Methods: : Two groups with open–angle glaucoma (defined by gonioscopy, glaucomatous optic neuropathy and visual field defects) were tested. Group I, comprised 27 patients (44 eyes) who had repeat mfVEP testing within 50 days, and group II, 29 patients (44 eyes) with repeat tests 7–45 months apart. Monocular mfVEPs were obtained using a pattern reversal dartboard stimulus pattern. Monocular and interocular analyses were performed. [1] Data from the two visits were compared. The total number of abnormal test points with p < 5% within the visual field (total scores) and number of abnormal test points within a cluster (cluster size) were calculated. A cluster was defined as: 1) two contiguous points exceeding 1% or 2) three contiguous points exceeding 5% with one exceeding 1% and 3) contiguous points were within a hemifield. Data for group I provide a measure of test–retest variability independent of disease progression. Data for group II provide a measure of progression.
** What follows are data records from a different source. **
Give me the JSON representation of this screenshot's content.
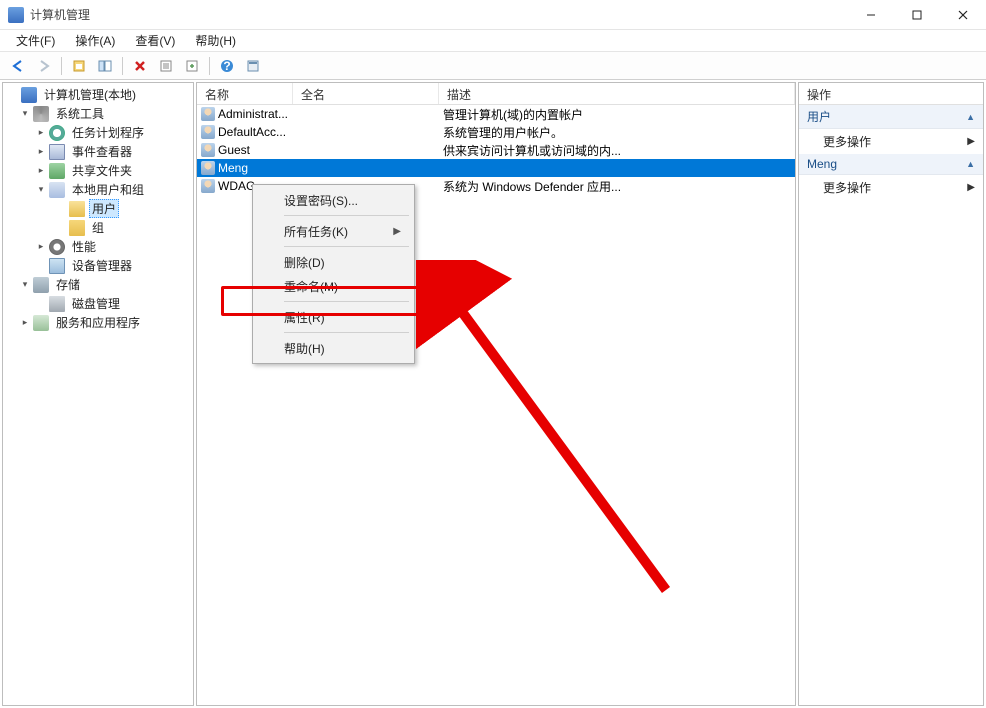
{
  "window": {
    "title": "计算机管理"
  },
  "menu": {
    "file": "文件(F)",
    "action": "操作(A)",
    "view": "查看(V)",
    "help": "帮助(H)"
  },
  "toolbar_icons": [
    "back",
    "forward",
    "up",
    "show-hide",
    "delete",
    "refresh",
    "export",
    "help",
    "props"
  ],
  "tree": {
    "root": "计算机管理(本地)",
    "system_tools": "系统工具",
    "task_scheduler": "任务计划程序",
    "event_viewer": "事件查看器",
    "shared_folders": "共享文件夹",
    "local_users": "本地用户和组",
    "users": "用户",
    "groups": "组",
    "performance": "性能",
    "device_manager": "设备管理器",
    "storage": "存储",
    "disk_mgmt": "磁盘管理",
    "services_apps": "服务和应用程序"
  },
  "list": {
    "headers": {
      "name": "名称",
      "fullname": "全名",
      "description": "描述"
    },
    "rows": [
      {
        "name": "Administrat...",
        "fullname": "",
        "description": "管理计算机(域)的内置帐户"
      },
      {
        "name": "DefaultAcc...",
        "fullname": "",
        "description": "系统管理的用户帐户。"
      },
      {
        "name": "Guest",
        "fullname": "",
        "description": "供来宾访问计算机或访问域的内..."
      },
      {
        "name": "Meng",
        "fullname": "",
        "description": ""
      },
      {
        "name": "WDAG...",
        "fullname": "",
        "description": "系统为 Windows Defender 应用..."
      }
    ],
    "selected_index": 3
  },
  "context_menu": {
    "set_password": "设置密码(S)...",
    "all_tasks": "所有任务(K)",
    "delete": "删除(D)",
    "rename": "重命名(M)",
    "properties": "属性(R)",
    "help": "帮助(H)"
  },
  "actions": {
    "title": "操作",
    "section1": "用户",
    "more1": "更多操作",
    "section2": "Meng",
    "more2": "更多操作"
  }
}
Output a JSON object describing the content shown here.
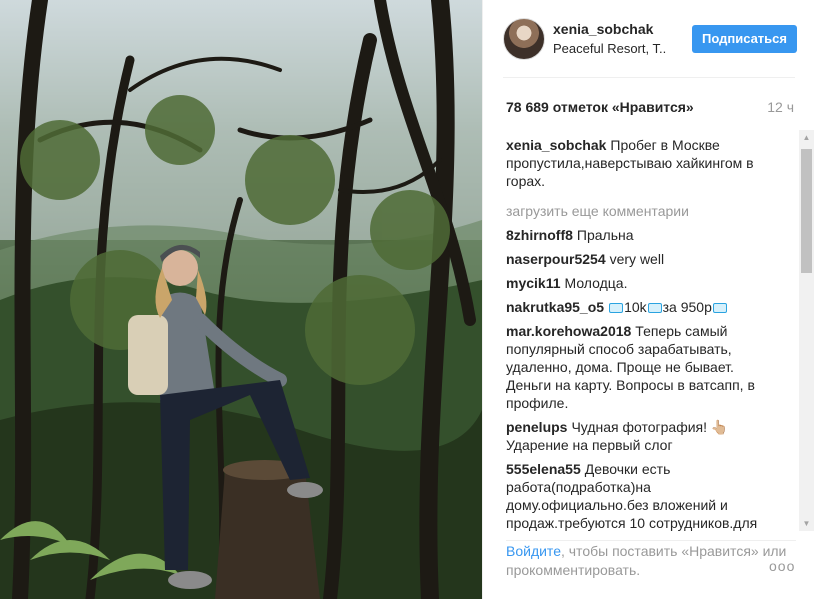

Results: : For group I the correlations for the total scores for the interocular and monocular comparison for visit 1 vs. visit 2 were higher (r = 0.95, 0.87) than for group II (r = 0.83, 0.82). The correlations for cluster size were also higher for group I (r = 0.94, 0.87) than for group II (r = 0.87, 0.80). The difference in the total scores for group II between visit 1 and visit 2 for the interocular and monocular comparison was significant (p < 0.05) as was the difference in cluster size for the monocular (p < 0.05).

Conclusions: : The change in the total scores and cluster size from visit 1 to visit 2 for eyes followed for > 6 months provides a possible method for assessing progression of glaucoma with the mfVEP technique. 1. Hood & Greenstein (2003) Prog Ret Eye Res.